One element of the government’s apparent stubbornness in implementing reforms is the expected pushback from the ANC’s trade union allies. But a simple choice must be made: continue placating one’s traditional allies (with the hope that their members will continue voting one way) at the cost of the long-term growth and prosperity of the country; or take the hit in lower support now, cut government spending, and give the fiscus the necessary room to breathe and slowly recover over time.

Moody’s also made clear that further downgrades would come if they “concluded that growth will remain very weak and the primary deficit wide and/or if financing costs were to rise significantly.” What better time is there, while the world is trying to push on from the devastating effects of COVID-19 lockdowns, for the South African government to show the international community that it is serious about hard, necessary reforms, about abandoning its spending plans?

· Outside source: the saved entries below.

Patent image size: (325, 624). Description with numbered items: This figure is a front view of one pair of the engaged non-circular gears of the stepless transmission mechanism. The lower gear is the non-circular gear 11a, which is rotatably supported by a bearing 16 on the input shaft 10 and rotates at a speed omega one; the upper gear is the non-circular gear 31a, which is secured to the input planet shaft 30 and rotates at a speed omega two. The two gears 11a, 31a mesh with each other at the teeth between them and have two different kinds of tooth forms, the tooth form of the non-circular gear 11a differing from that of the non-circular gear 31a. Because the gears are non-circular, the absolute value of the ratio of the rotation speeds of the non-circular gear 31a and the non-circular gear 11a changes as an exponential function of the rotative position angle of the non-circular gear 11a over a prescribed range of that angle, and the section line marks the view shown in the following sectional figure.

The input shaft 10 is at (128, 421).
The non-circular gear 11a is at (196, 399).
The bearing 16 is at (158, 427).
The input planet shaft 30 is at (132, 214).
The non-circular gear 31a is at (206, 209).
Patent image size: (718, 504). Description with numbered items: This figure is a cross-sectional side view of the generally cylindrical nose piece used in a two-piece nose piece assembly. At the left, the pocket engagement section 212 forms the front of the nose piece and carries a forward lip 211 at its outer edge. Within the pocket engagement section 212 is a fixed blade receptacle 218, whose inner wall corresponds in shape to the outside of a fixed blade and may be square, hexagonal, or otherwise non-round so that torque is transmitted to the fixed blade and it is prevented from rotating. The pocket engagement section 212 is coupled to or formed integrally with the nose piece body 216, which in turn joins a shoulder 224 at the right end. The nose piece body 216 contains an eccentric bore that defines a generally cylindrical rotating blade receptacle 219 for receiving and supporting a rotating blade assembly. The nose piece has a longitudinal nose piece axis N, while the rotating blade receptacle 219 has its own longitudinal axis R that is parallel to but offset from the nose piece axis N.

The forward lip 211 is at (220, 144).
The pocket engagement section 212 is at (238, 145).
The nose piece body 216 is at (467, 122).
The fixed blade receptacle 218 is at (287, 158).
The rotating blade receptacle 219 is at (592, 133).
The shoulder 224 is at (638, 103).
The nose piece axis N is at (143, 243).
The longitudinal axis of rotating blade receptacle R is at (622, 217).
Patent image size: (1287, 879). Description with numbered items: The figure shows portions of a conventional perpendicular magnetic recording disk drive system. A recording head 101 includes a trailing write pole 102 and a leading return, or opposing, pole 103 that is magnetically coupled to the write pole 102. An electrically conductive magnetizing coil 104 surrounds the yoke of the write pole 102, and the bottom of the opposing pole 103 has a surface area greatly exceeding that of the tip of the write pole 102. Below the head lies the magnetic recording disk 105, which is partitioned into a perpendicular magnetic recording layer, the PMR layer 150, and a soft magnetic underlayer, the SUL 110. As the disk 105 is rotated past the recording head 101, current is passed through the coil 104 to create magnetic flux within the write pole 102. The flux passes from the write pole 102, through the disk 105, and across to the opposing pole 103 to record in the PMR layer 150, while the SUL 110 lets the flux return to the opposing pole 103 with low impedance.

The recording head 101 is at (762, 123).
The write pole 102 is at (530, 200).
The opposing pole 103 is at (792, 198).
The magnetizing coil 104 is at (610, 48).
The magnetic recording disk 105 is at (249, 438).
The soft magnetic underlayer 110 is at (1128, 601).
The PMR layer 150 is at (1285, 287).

The country could become a premiere destination for foreign direct investment and large capital accumulation – none of which will happen if we continue down this path of government controls.

The relationship between citizen and government is supposed to be one of mutual respect and accountability. In this respect, the South African government has performed abysmally, destroying the country’s economy as it implemented its socialist policies of regulation, high taxation, and redistributionism.

The government does not deserve one more cent of taxpayer money, never mind the opportunity to use pensions for its ‘new’ plans. Giving the government yet more resources to squander away will not solve South Africa’s economic miasma; only reforms based on the principles of individual freedom can turn the country in the right direction.